Wenn auf den Titelseiten der Ratgeber nicht "revolutionär" zu lesen ist, steht dort meist "sanft" oder "individuell", fast immer aber "natürlich". Die Autoren schreiben vom "Leben im Einklang mit der Natur". Einige Bücher haben pseudoreligiöse Züge und preisen sich etwa als Grüne Bibel, als "Die neue Vitamin-Bibel", als "Fett-weg Bibel". Der Erfolg gibt ihnen Recht, zumindest wirtschaftlich. Allein im ersten Halbjahr 2013 haben die Ratgeber (inklusive aller Bereiche wie Essen und Trinken, Heimtier, Hobby oder Garten) 277 Millionen Euro umgesetzt, so die Gesellschaft für Konsumforschung. Bücher über Körper, Geist und Seele waren mit 77,7 Millionen Euro dabei.

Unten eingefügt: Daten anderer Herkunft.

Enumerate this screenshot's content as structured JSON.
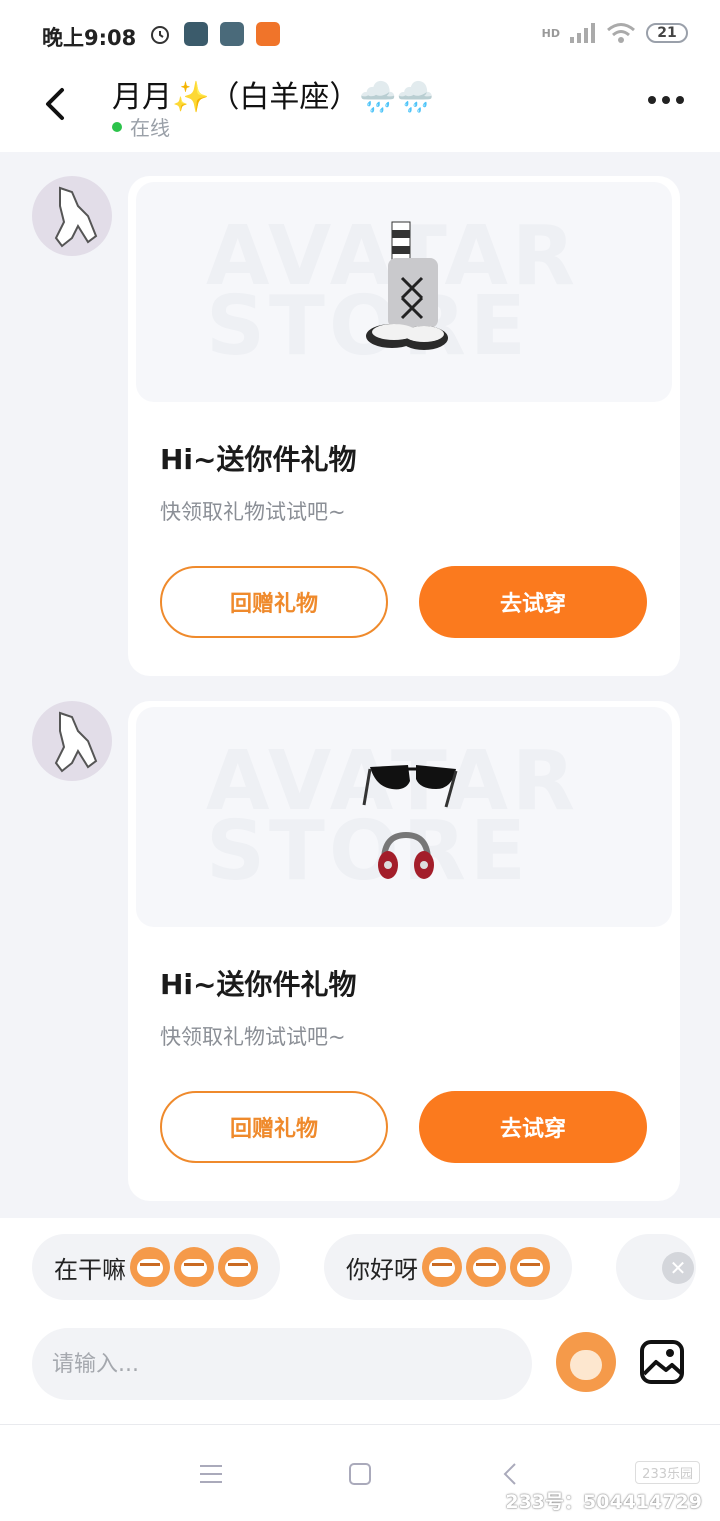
{
  "status_bar": {
    "time": "晚上9:08",
    "icons": [
      "alarm-icon",
      "compass-app-icon",
      "grid-app-icon",
      "233-app-icon"
    ],
    "network": "HD",
    "battery": "21"
  },
  "header": {
    "title": "月月✨（白羊座）🌧️🌧️",
    "status": "在线"
  },
  "messages": [
    {
      "card_title": "Hi~送你件礼物",
      "card_subtitle": "快领取礼物试试吧~",
      "image_watermark": "AVATAR STORE",
      "gift_items": [
        "socks-shoes-item"
      ],
      "secondary_button": "回赠礼物",
      "primary_button": "去试穿"
    },
    {
      "card_title": "Hi~送你件礼物",
      "card_subtitle": "快领取礼物试试吧~",
      "image_watermark": "AVATAR STORE",
      "gift_items": [
        "sunglasses-item",
        "headphones-item"
      ],
      "secondary_button": "回赠礼物",
      "primary_button": "去试穿"
    }
  ],
  "quick_replies": [
    {
      "label": "在干嘛"
    },
    {
      "label": "你好呀"
    }
  ],
  "composer": {
    "placeholder": "请输入..."
  },
  "footer": {
    "brand": "233乐园",
    "watermark": "233号：504414729"
  },
  "colors": {
    "accent": "#fb7a1e",
    "accent_outline": "#ef8a2c",
    "online": "#2cc34b"
  }
}
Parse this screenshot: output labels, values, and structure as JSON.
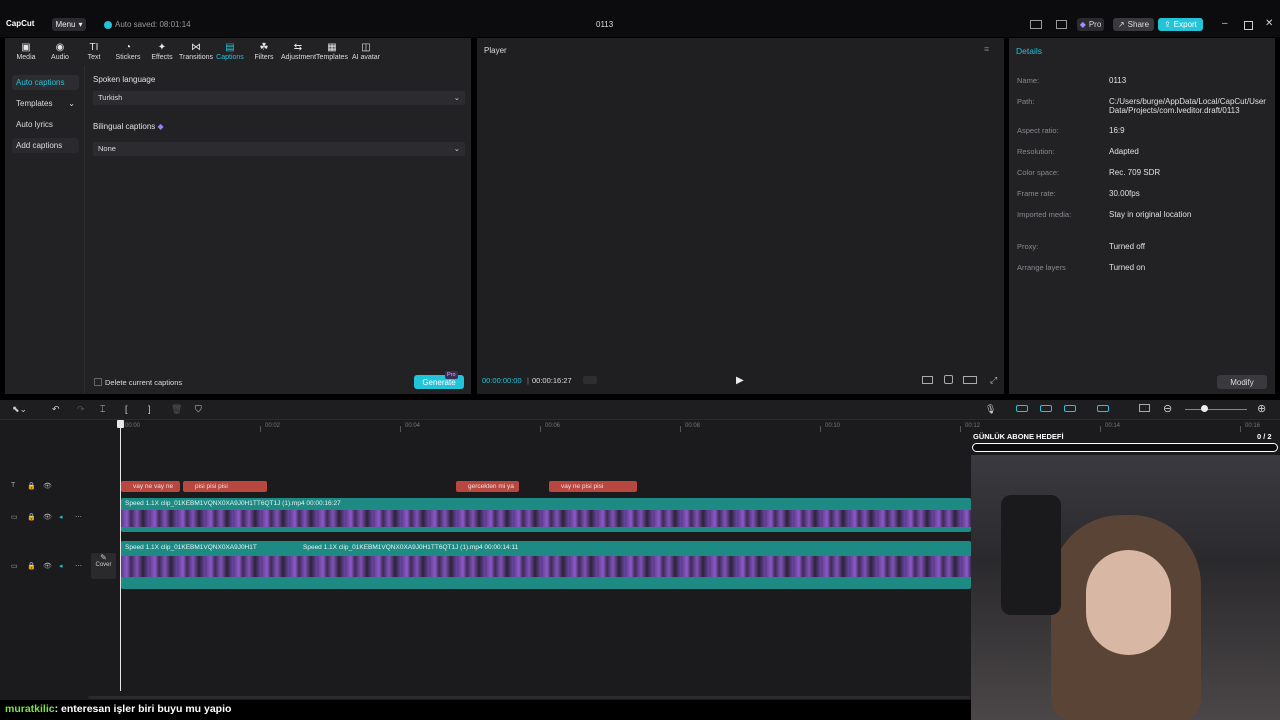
{
  "app": {
    "logo": "CapCut",
    "menu_label": "Menu",
    "autosave": "Auto saved: 08:01:14",
    "project_title": "0113",
    "pro_label": "Pro",
    "share_label": "Share",
    "export_label": "Export"
  },
  "toolbar": {
    "items": [
      {
        "label": "Media",
        "icon": "media-icon"
      },
      {
        "label": "Audio",
        "icon": "audio-icon"
      },
      {
        "label": "Text",
        "icon": "text-icon"
      },
      {
        "label": "Stickers",
        "icon": "stickers-icon"
      },
      {
        "label": "Effects",
        "icon": "effects-icon"
      },
      {
        "label": "Transitions",
        "icon": "transitions-icon"
      },
      {
        "label": "Captions",
        "icon": "captions-icon"
      },
      {
        "label": "Filters",
        "icon": "filters-icon"
      },
      {
        "label": "Adjustment",
        "icon": "adjustment-icon"
      },
      {
        "label": "Templates",
        "icon": "templates-icon"
      },
      {
        "label": "AI avatar",
        "icon": "ai-avatar-icon"
      }
    ]
  },
  "captions_panel": {
    "sidebar": [
      "Auto captions",
      "Templates",
      "Auto lyrics",
      "Add captions"
    ],
    "spoken_language_label": "Spoken language",
    "spoken_language_value": "Turkish",
    "bilingual_label": "Bilingual captions",
    "bilingual_value": "None",
    "delete_label": "Delete current captions",
    "generate_label": "Generate",
    "generate_badge": "Pro"
  },
  "player": {
    "title": "Player",
    "current_time": "00:00:00:00",
    "total_time": "00:00:16:27"
  },
  "details": {
    "title": "Details",
    "rows": [
      {
        "label": "Name:",
        "value": "0113"
      },
      {
        "label": "Path:",
        "value": "C:/Users/burge/AppData/Local/CapCut/User Data/Projects/com.lveditor.draft/0113"
      },
      {
        "label": "Aspect ratio:",
        "value": "16:9"
      },
      {
        "label": "Resolution:",
        "value": "Adapted"
      },
      {
        "label": "Color space:",
        "value": "Rec. 709 SDR"
      },
      {
        "label": "Frame rate:",
        "value": "30.00fps"
      },
      {
        "label": "Imported media:",
        "value": "Stay in original location"
      },
      {
        "label": "Proxy:",
        "value": "Turned off"
      },
      {
        "label": "Arrange layers",
        "value": "Turned on"
      }
    ],
    "modify_label": "Modify"
  },
  "timeline": {
    "ticks": [
      "00:00",
      "00:02",
      "00:04",
      "00:06",
      "00:08",
      "00:10",
      "00:12",
      "00:14",
      "00:16"
    ],
    "caption_clips": [
      "vay ne vay ne",
      "pisi pisi pisi",
      "gercekten mi ya",
      "vay ne pisi pisi"
    ],
    "track1_label": "Speed 1.1X   clip_01KEBM1VQNX0XA9J0H1TT6QT1J (1).mp4   00:00:16:27",
    "track2_label_a": "Speed 1.1X   clip_01KEBM1VQNX0XA9J0H1T",
    "track2_label_b": "Speed 1.1X   clip_01KEBM1VQNX0XA9J0H1TT6QT1J (1).mp4   00:00:14:11",
    "cover_label": "Cover"
  },
  "overlay": {
    "goal_title": "GÜNLÜK ABONE HEDEFİ",
    "goal_count": "0 / 2",
    "goal_progress": 0
  },
  "chat": {
    "user": "muratkilic",
    "message": ": enteresan işler biri buyu mu yapio"
  }
}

Nachfrage nach Fitness-Büchern steigt

Die Versuchung, sich an dem großen Kuchen zu beteiligen, ist groß. Allerdings gibt es eine leichte Verschiebung: "Die Gesundheitsratgeber gehen leicht zurück, die Nachfrage nach Fitnesstiteln steigt dagegen momentan", sagt Claudia Uhr von GU. Auch in diesem Segment wird geklotzt: Es gibt Fitness für Clevere, Dummies und Gestresste: Sogar ein "Fitness-Training fürs Gesicht" ist erhältlich. Vielleicht gibt es bald auch den Ratgeber "Fitness im Schlaf". Oder, umfassender: "Fit, gesund, potent und schön in 24 Stunden".

Die Gedanken sind frei, Papier ist geduldig. Viele Ratgeber enthalten sinnvolle Tipps und helfen, mit Krankheiten klug umzugehen. Aber einige Autoren versprechen Heilung, wo es keine gibt, und verhindern dadurch eine sinnvolle Behandlung. Bleibt zu hoffen, dass die Leser viele dieser Bücher eher als Unterhaltung verstehen denn als Ratgeber. Die Übergange sind tatsächlich fließend.